Communicating farm animal welfare science: Wisconsin dairy producers' attitudes toward and interest in cow welfare

Wednesday, July 23, 2014
Exhibit Hall AB (Kansas City Convention Center)
Christina Skasa , University of Wisconsin- Eau Claire, Eau Claire, WI
Stephanie Turner , University of Wisconsin - Eau Claire, Eau Claire, WI
Amy L Stanton , University of Wisconsin-Madison, Madison, WI
Abstract Text:

Farm animal welfare research is gaining momentum in the US, but few focused assessments of US producer opinions and knowledge about welfare-friendly management practices exist in the literature. By soliciting producer opinions, gaps in producer knowledge and possible strategies to disseminate research-based best practices can be identified.
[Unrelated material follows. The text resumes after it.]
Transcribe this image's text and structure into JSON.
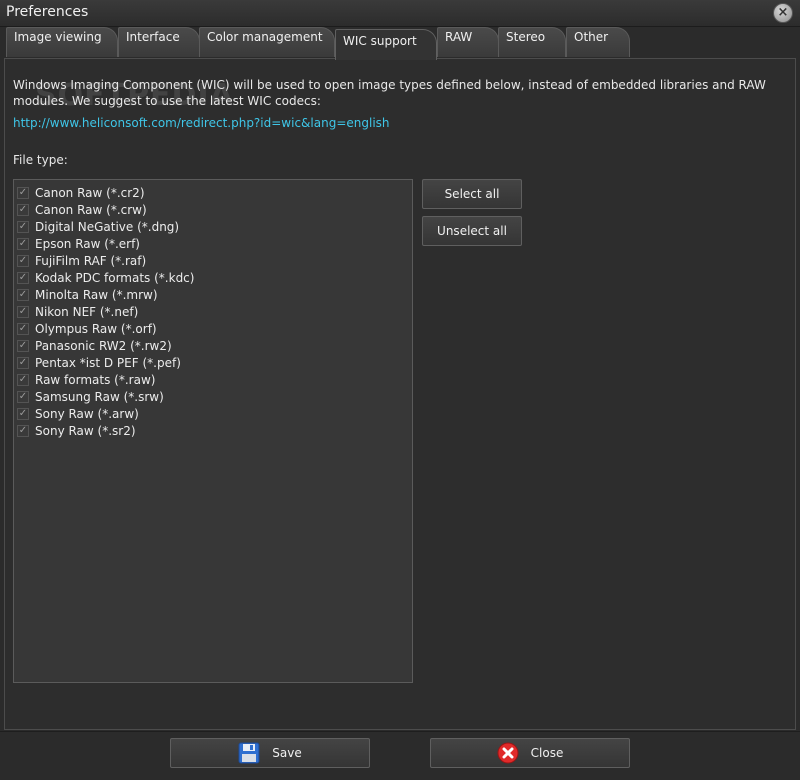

This study of Wisconsin (WI) dairy producers targeted the following: producers’ opinions about farm animal welfare and controversial on-farm management practices; their familiarity with farm animal welfare initiatives; and their interest in learning about dairy cattle welfare, including how they currently obtain that information. Surveys were mailed to a computer-generated random sample (n=1,000) of WI dairy producers with a response rate of 48.1%. Question topics included impact of management practices on cattle welfare, cattle’s ability to experience affective states, familiarity with farm animal welfare initiatives, and accessibility of information about cattle welfare.  Associations between responses and farm size, age, education, and housing type were evaluated with chi-squares test in SAS. Results indicated that farm type, farm size, producer age, and producer education level impacted survey responses. Notably, tie stall farms, smaller farms (1–50 head), and producers who identified as university graduates were more likely to disagree with the statement that tail docking is necessary to maintain cow cleanliness (P < 0.01). Free stall farms were more likely to agree that milk production is the best indicator of a cow’s welfare (P = 0.05), as were producers aged 65 and older (P=0.02). Overall, farms that had both free stall and tie stall housing were most familiar with animal welfare initiatives, including Extension-sponsored conferences (P = 0.03), a university-sponsored welfare-friendly cattle housing guide (P=0.01), and the National Dairy FARM Program (P<0.01). Study results could be used to target welfare education, such as benchmarking information on critical on-farm welfare issues, based on producers’ current knowledge and preferred mode of information delivery.